Now, Aisheeya, congratulations on the work you and other young people are doing, because you are inheriting the planet that the politics of today is going to create. And there was a group of young protesters outside Parliament House – you were there – and I went down to have a chat with you. And I was so impressed because you all had read the IPCC report. You knew its details. You could tell me what was in the executive summary. And I doubt that there are too many adults that I would meet who I could ask those questions of, who could give me those answers. So, that awareness, that level of understanding, is so important to how we go forward in the future. And I do believe that what we are going to be facing is an environmental disaster unless we pay attention and we pay attention now. And that’s what the IPCC report told us. And that is what young people who are aware of this situation are telling us.

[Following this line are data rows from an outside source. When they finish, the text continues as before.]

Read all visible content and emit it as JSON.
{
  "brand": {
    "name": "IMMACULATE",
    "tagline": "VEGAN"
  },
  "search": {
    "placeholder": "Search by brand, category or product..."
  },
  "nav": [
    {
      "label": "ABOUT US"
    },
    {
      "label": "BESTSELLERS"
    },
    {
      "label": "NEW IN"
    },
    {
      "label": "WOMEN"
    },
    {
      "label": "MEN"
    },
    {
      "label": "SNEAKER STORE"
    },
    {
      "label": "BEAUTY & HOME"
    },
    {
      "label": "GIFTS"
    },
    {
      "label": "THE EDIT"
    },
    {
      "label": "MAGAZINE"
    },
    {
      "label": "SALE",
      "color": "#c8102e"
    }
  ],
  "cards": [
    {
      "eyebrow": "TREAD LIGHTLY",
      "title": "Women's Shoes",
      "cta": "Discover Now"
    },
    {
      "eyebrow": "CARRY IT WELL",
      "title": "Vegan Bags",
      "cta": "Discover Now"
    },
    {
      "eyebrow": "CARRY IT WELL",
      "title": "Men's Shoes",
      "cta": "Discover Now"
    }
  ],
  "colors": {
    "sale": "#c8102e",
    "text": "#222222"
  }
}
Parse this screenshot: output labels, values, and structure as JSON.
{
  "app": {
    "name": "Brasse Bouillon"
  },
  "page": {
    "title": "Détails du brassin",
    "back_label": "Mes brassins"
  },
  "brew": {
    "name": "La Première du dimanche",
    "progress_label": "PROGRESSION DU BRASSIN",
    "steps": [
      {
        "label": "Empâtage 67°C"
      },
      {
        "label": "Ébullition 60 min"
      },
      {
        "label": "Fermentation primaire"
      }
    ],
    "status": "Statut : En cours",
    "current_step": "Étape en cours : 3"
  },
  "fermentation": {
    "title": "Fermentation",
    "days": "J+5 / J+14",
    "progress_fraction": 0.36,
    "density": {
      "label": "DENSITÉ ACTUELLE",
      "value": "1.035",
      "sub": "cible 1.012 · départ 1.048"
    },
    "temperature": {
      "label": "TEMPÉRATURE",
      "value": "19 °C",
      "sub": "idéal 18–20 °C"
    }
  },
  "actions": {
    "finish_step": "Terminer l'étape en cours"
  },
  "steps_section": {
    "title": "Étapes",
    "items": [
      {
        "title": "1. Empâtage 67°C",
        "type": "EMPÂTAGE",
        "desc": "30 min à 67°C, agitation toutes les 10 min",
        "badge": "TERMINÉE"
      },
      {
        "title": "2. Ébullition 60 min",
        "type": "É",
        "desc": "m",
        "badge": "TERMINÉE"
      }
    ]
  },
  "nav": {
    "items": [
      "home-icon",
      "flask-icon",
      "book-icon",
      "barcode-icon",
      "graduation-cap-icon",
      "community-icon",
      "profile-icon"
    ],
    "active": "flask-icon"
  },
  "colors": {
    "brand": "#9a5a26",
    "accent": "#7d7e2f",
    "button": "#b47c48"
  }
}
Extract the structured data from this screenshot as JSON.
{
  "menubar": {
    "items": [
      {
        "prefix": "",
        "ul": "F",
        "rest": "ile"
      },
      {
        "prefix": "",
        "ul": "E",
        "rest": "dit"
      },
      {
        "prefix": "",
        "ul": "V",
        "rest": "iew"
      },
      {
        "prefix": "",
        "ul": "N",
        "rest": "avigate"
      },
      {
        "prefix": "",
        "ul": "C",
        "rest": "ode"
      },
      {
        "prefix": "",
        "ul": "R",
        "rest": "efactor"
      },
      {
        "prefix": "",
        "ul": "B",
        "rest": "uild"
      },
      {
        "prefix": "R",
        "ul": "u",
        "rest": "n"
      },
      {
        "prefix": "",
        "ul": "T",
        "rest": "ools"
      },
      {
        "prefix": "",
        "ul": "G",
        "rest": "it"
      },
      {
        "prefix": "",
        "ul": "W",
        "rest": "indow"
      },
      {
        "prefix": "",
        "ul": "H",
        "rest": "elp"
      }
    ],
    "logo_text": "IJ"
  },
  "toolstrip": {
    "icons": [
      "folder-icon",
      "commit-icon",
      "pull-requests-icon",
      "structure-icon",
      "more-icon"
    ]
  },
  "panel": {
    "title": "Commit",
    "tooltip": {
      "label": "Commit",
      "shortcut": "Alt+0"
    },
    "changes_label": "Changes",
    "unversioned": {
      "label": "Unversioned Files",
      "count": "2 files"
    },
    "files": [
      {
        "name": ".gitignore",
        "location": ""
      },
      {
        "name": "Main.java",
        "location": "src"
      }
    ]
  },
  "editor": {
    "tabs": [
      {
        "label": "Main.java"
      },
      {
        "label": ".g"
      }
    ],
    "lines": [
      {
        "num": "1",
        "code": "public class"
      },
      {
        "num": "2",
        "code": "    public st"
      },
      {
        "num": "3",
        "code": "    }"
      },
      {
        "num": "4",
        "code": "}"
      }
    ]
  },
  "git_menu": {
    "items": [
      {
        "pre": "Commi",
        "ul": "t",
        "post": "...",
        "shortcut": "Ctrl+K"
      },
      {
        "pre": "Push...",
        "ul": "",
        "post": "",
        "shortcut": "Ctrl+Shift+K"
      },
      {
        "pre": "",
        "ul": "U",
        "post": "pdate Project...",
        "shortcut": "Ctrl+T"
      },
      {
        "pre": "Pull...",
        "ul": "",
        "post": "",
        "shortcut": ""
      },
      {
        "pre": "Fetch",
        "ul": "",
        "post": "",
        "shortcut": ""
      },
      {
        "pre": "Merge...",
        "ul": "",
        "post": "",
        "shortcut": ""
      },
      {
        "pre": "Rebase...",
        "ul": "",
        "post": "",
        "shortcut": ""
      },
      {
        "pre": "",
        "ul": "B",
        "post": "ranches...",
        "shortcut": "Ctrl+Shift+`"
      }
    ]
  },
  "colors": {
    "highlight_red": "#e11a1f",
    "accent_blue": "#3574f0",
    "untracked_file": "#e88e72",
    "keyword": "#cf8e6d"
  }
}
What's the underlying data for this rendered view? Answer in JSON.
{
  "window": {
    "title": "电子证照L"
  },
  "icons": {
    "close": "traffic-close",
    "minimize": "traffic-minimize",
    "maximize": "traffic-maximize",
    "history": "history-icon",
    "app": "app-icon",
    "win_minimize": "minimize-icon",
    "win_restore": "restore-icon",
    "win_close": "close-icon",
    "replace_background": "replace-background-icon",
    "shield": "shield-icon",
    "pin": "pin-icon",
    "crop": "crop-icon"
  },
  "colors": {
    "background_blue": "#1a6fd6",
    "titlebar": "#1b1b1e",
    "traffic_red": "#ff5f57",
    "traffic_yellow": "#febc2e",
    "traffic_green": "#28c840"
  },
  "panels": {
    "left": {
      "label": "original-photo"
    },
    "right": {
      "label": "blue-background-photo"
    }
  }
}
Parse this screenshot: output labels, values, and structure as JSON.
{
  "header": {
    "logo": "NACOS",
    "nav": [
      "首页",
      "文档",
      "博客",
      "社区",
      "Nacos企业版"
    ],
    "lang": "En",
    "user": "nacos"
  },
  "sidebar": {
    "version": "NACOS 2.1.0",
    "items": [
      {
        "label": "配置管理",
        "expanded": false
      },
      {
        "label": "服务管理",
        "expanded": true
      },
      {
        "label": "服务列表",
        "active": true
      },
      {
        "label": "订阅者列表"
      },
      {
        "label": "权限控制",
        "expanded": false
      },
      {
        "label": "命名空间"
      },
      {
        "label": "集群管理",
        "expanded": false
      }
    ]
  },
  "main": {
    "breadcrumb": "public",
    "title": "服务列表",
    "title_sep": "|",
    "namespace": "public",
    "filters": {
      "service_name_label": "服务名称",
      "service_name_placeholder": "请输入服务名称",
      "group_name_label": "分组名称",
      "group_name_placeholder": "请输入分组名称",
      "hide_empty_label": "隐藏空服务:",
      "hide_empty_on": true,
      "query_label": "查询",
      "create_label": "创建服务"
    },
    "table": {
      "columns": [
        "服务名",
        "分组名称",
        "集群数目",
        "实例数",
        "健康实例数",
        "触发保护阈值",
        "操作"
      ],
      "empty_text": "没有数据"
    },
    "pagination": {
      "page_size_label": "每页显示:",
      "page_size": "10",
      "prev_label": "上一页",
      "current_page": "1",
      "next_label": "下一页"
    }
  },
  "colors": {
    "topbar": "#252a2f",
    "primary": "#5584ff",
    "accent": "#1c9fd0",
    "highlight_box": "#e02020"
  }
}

The science is unequivocal. It’s no point denying it. It’s no point questioning it. We need to go forward with solutions. And the sorts of solutions are to ban donations from fossil fuel companies, to stop new coalmines, to stop putting taxpayers’ money into shoring up coal-fired power stations to quarantine them against future changes in government policy. We need to get serious about renewables. The business community is serious about renewables. They are investing, even in a climate of uncertainty in government policy, because it makes business sense and it makes sense for our environment. And unless we look after our environment, we’re not going to have much of a planet to leave our children and our grandchildren.
ADAM BANDT
And I don’t want to depress you – we’re all in the House of Representatives, but there’s a chance that One Nation and the climate deniers could control the Senate after the next election. So, when you’re thinking about... You know, re-elect all of us, but make sure the next government, that we can keep them on track by having a good climate-focused Senate as well.
TONY JONES
OK, I’m afraid that’s all we have time for tonight. Please thank our panel – Kerryn Phelps, Andrew Wilkie, Julia Banks, Rebekha Sharkie and Adam Bandt.